Hip Pocket Theatre owners and operators Johnny and Diane Simons lived for years at a log cabin near Weatherford, making weekend commutes to West Fort Worth to oversee theater productions. Johnny cracked often that he rarely crossed the Cherry Lane line.

Looks like Johnny might be spotted farther east these days. The Simonses recently sold their cabin and moved to a house near Lake Worth, a body of water that has meant a lot to both of them. They lived near the lake for many years early in their marriage. Johnny used the lake, including the mythical Lake Worth Monster, for writing inspiration. In the early 1970s, he wrote The Lake Worth Monster as his thesis while working on a master’s degree in theater at Texas Christian University. The couple even named one of their daughters Lake.

They figured it was time to get back home.


“We were looking at ourselves and thinking how much we loved Lake Worth,” Diane Simons said. “It’s been a part of our lives for a long, long time. It seemed like a natural thing.”

Another natural thing: recognizing the creative brilliance of Johnny Simons. Earlier this summer, Hip Pocket’s main man was named a 2014 recipient of the prestigious Doris Duke Impact Award, which recognizes artists for advancing their fields. The honor comes attached with about $80,000 in addition to bragging rights.

“It’s astonishing,” Diane said. “He’s a prime person to be honored in such a way because of his body of work.”

Johnny has written and produced more than 100 plays at Hip Pocket during the past 38 years. The theater’s current production, however, was written by Lake and musician John Dyer and is being described by theatergoers as a remarkable viewing experience.
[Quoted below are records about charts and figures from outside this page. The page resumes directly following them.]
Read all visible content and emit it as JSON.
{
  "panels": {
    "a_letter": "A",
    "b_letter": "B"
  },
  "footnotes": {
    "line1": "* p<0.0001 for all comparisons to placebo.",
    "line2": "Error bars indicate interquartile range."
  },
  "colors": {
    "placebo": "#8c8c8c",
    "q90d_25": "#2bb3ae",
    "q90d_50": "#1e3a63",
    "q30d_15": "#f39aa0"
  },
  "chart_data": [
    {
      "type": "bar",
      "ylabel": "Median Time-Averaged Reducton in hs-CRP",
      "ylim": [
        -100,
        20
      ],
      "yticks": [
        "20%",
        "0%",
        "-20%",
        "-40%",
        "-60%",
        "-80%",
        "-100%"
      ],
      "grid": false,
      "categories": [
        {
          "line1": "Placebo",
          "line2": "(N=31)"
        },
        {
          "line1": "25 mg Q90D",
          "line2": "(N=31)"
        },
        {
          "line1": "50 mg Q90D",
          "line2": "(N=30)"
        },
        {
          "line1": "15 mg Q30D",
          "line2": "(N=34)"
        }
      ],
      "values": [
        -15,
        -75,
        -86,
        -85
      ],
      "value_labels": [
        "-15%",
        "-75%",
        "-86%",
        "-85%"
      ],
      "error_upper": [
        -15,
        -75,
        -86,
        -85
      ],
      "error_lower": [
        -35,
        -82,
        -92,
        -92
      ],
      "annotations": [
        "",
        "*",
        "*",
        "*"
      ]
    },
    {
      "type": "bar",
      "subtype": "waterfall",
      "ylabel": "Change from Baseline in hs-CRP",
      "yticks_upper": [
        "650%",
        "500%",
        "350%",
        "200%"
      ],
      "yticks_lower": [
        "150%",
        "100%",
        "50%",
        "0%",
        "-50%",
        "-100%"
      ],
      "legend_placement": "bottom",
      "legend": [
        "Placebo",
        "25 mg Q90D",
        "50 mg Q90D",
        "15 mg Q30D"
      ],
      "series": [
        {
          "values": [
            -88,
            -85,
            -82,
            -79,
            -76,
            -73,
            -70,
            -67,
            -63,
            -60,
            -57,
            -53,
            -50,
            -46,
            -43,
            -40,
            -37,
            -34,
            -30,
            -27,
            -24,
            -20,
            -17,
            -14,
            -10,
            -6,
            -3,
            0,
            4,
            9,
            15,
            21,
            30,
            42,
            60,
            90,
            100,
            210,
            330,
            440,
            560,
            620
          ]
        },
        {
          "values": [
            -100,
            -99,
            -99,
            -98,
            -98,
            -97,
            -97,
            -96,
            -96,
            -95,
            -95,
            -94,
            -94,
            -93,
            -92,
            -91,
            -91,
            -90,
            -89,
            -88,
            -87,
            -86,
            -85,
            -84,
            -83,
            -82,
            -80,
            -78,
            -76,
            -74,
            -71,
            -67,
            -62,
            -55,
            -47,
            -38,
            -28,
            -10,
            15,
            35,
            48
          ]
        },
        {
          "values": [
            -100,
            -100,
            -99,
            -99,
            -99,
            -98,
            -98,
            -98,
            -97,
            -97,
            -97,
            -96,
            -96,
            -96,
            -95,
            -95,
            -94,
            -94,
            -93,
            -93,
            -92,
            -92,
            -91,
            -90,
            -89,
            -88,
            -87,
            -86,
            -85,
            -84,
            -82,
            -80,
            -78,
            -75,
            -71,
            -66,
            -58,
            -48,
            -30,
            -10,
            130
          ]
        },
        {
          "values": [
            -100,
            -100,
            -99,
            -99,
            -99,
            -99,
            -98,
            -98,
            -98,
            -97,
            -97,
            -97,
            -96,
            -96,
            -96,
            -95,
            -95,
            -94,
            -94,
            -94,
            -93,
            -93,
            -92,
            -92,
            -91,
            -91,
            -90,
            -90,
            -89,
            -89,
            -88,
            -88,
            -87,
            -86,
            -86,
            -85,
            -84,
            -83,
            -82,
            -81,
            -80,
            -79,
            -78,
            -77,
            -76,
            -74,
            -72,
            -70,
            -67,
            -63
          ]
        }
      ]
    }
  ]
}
Rose Nose Rhapsody examines the end times through physical theater and object puppetry to Dyer’s live music. TheaterJones describes the play as an “overall delightful performance.”

“The show is incredible,” Diane said. “It’s amazing, magical. It starts, and you’re trying to figure out what this is, and then something that at first seems obtuse all of a sudden becomes very clear.”

The production ends on Sunday night.